First views of Gordes.
Ideally, it would be nice to stay a few nights in the Luberon region and explore the likes of Gordes, Menerbes and Bonnieux. However, given we had limited time, we decided to settle with driving at good speed from St Remy all the way to Gordes, given we had read and heard so much about it. Thankfully, it was only about an hour away.
It’s not difficult to spot Gordes, as our car meandered around the mountain roads, we could see the famous image of Gordes village perched on the hilltop. It was a sight to behold. It was a scorching hot day and we could see some crazy cyclists going up the mountain roads, – definitely out of their minds, and even a Chinese couple fully decked out in their wedding outfits taking pictures in front of the iconic hilly village of Gordes.

Glimpse of the Abbey from way up high on the mountains.
The key highlight in Gordes was to visit Abbey De Senanque, known for its iconic image of the lavender fields in front of it, typically in full bloom from late June to early August. We continued driving up the mountain roads till we figured it did not seem right, and then we saw the Abbey from afar in the green valley.
We made our way down, found a parking spot, unfortunately no shaded carpark to protect the car from this inferno heat, and quickly set about to take our key selfies and jumping shots around here.

Soft grey stone exterior of the Abbey.
We didn’t have a chance to book a guided tour of the Senanque and had to just do our own research about the history of the place while walking around the premises. It was first founded in 1148 and took a century to build – WOW! Presently, a small community of Cistercians still live in the premises, and they keep away very well from the tourists.
So, when visiting here, we should also respect them, which includes not making too much noise and also not wearing any sexy, revealing clothes. Given I am a Carebear, I was exempted from such rules, but for my fellow human friends, please don’t attempt to go full monty like me.
We observed the rules and guidelines before entering the church where services are still conducted. Compared to many other churches I have visited in Europe, the architecture here is almost intentionally austere and simplified, as our eyes gazed up at the tall arched ceilings inside the church. After saying a prayer to God, we made our way out to the beautiful lavender fields.

Iconic lavender fields in full bloom.

My selfie shot in front of the lavender fields.

More of lavender fields.
It was not easy trying to get a beautiful shot of the lavender fields without having any tourists captured in it as well.

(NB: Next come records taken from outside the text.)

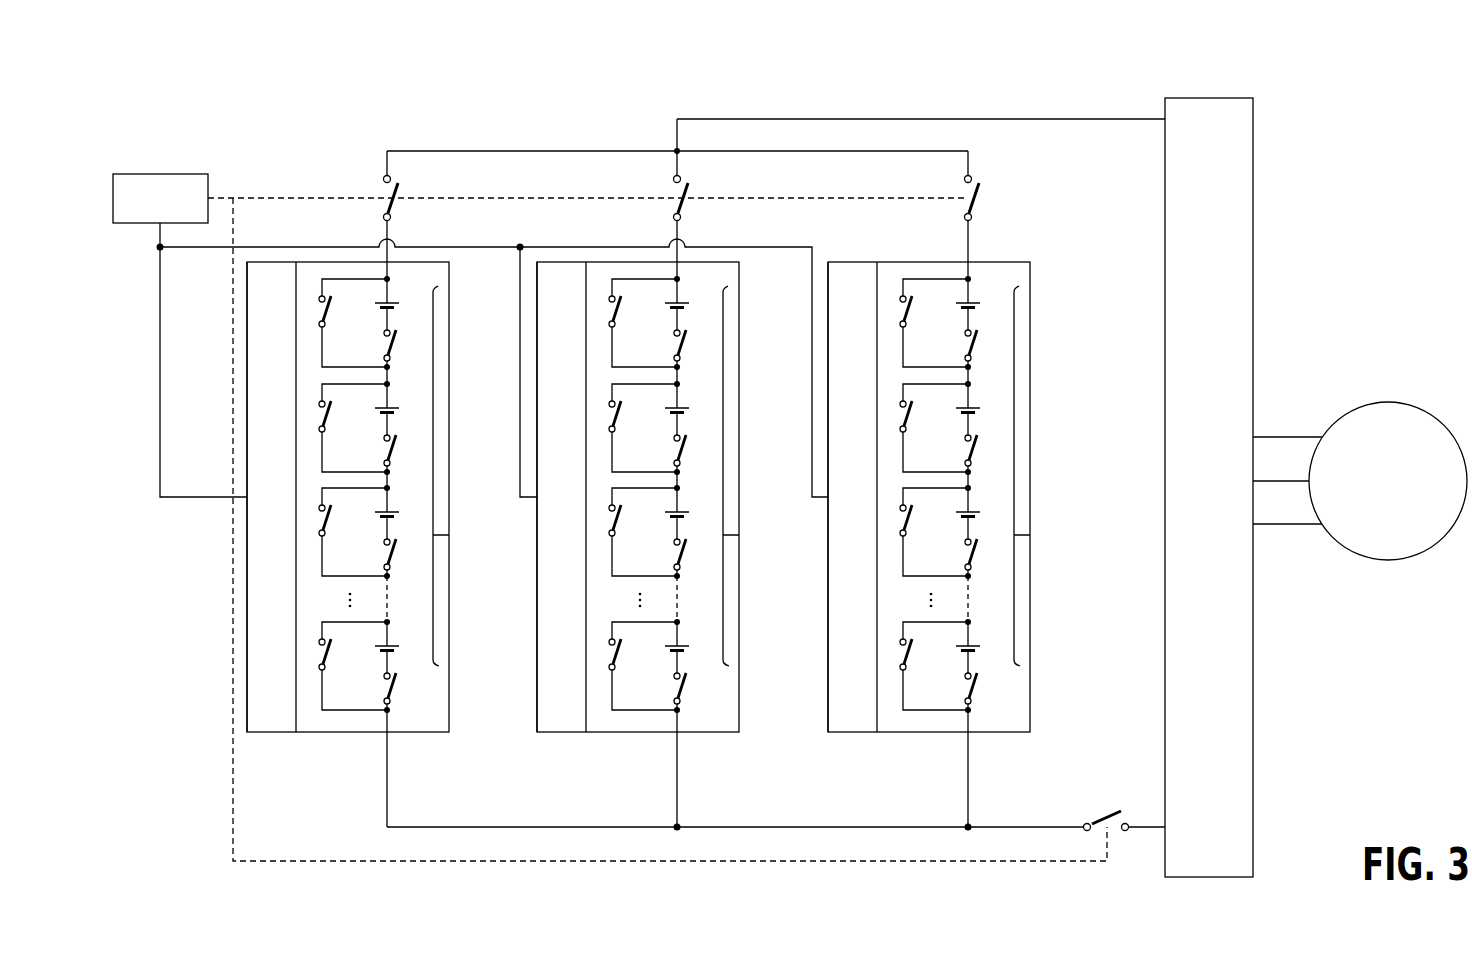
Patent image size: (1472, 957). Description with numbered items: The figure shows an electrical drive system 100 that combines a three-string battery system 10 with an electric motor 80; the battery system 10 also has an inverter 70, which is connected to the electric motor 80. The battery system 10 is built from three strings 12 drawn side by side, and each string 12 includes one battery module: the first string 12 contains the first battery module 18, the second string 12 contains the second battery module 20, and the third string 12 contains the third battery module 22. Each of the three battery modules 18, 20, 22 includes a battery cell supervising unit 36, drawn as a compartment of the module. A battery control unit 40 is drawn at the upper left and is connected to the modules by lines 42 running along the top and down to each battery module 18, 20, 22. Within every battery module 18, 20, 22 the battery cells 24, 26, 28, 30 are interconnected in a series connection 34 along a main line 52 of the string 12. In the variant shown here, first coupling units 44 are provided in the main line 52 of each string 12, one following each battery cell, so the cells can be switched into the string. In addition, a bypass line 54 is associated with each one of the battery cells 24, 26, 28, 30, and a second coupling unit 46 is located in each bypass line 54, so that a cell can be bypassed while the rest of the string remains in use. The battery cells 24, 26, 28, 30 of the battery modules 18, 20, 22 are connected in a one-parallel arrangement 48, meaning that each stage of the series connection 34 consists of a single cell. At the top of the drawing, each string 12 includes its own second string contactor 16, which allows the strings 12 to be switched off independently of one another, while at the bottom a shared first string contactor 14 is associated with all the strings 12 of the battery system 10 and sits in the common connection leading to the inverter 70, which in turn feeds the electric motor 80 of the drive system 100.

The battery system 10 is at (318, 130).
The string 12 is at (609, 522).
The first string contactor 14 is at (1102, 815).
The second string contactor 16 is at (394, 207).
The first battery module 18 is at (307, 278).
The second battery module 20 is at (597, 278).
The third battery module 22 is at (887, 278).
The battery cell 24 is at (723, 305).
The battery cell 26 is at (723, 408).
The battery cell 28 is at (723, 513).
The battery cell 30 is at (723, 648).
The series connection 34 is at (449, 535).
The battery cell supervising unit 36 is at (258, 718).
The battery control unit 40 is at (162, 193).
The control line 42 is at (160, 366).
The first coupling unit 44 is at (727, 523).
The second coupling unit 46 is at (325, 312).
The 1p arrangement 48 is at (325, 586).
The main line 52 is at (387, 632).
The bypass line 54 is at (322, 562).
The inverter 70 is at (1233, 835).
The electric motor 80 is at (1393, 548).
The electrical drive system 100 is at (1340, 112).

It was the peak of summer and throngs of tourists were happy snapping the lavender fields. But we managed to do it finally, and before leaving we visited the church shop, which is a great place to stop by, selling lots of picture worthy postcards, lavender gifts, religious books and rosaries.

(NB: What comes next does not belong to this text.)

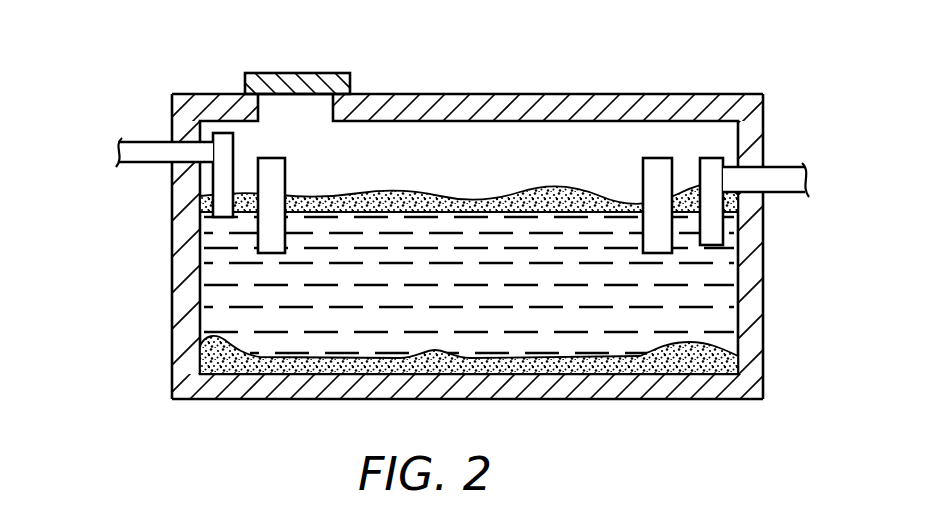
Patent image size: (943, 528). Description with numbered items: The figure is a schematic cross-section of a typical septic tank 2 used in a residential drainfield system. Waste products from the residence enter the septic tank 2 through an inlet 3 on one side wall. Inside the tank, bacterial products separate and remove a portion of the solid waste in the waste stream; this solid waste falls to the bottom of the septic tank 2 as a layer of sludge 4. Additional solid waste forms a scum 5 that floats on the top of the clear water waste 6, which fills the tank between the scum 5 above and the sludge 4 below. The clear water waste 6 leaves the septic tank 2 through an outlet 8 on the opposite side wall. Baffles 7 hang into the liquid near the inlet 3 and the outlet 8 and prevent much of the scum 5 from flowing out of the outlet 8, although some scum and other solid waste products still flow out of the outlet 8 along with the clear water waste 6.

Church shop at Senanque Abbey.
After taking countless shots with the gals in front of the lavender fields, we decided to drive to the opposite side where the town of Gordes stood.
At this point, a cold shower would have been ideal, as trust me, although I looked so happy posing with the lavender fields, in reality we were all sweating buckets in the crazy heat. We had to settle for some cold drinks and sorbet at the luxurious La Bastide De Gordes hotel, which offers fantastic views of the Luberon Valley. We then made our way to the heart of the old town where the castle and church stood. We quickly walked around and admired the old stone buildings, and I love the tiny streets with the charming old doorway and arches throughout the town, feels rather romantic.


The center of the village with the church and castle.
The town is pretty small, and we eventually found ourselves at one of the key viewing points which offers an amazing panaromic view of the Luberon valley.

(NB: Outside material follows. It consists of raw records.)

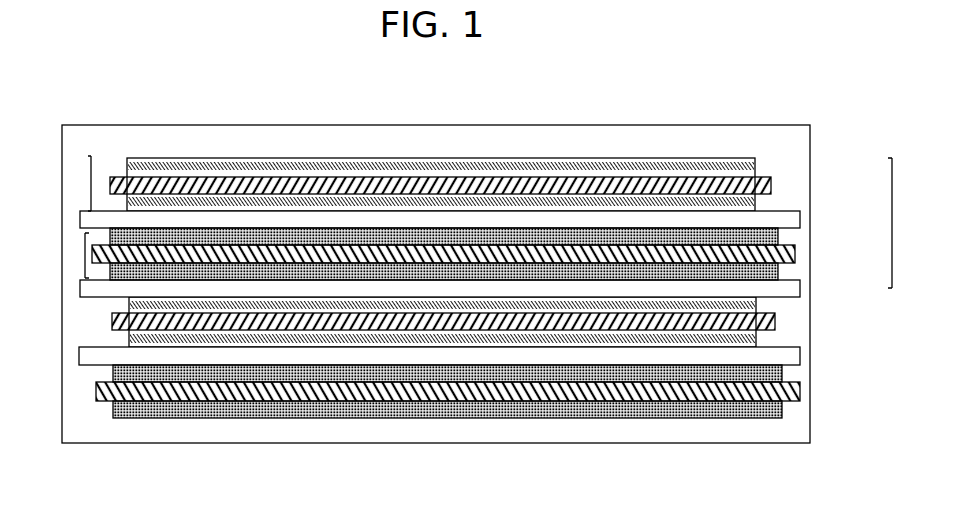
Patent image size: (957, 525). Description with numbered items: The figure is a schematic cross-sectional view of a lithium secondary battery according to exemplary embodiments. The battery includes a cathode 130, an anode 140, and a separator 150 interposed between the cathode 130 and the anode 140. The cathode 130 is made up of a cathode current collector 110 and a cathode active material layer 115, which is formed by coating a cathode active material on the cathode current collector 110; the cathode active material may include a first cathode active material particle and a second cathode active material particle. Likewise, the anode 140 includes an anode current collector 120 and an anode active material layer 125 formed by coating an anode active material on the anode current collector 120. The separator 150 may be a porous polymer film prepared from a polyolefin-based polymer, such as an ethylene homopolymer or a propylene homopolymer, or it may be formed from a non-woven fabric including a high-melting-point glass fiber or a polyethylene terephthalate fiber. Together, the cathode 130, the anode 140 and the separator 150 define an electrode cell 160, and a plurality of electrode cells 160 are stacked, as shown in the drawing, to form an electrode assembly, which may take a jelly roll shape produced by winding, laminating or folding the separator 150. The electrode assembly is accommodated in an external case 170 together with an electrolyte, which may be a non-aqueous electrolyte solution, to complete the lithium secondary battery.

The cathode current collector 110 is at (771, 181).
The cathode active material layer 115 is at (755, 162).
The anode current collector 120 is at (795, 253).
The anode active material layer 125 is at (778, 236).
The cathode 130 is at (91, 175).
The anode 140 is at (85, 265).
The separator 150 is at (78, 223).
The electrode cell 160 is at (892, 222).
The external case 170 is at (192, 443).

Beautiful panaromic view of the valley.
Tips on visiting Gordes
- If you wish for a guided tour of the Abbey Senanque, must book it online at least 48 hours in advance. Maximum of 50 people are allowed in the tours (conducted in French, but with brochures in other languages), which not only covers the main church but also shows the monk’s domitory.
- Apparently, as I researched online, retreats are also welcome for those who wish to just take time off to meditate and stay in the Abbey (at 30 euros a day). To request a retreat, write to the Frère Hôtelier (hospitality brother) at Abbaye Notre-Dame de Sénanque, 84220 Gordes France.
- Gordes market takes place every Tuesday morning in the heart of the village, so if you wish to visit the market, you could do this whole area in a Tuesday.
- If you are obsessed with seeing more lavender fields in summer, Sault is apparently the best place to view them in addition to Abbey Senanque (approximately 1 hour drive from Gordes).

A final selfie shot in front of Gordes before we leave.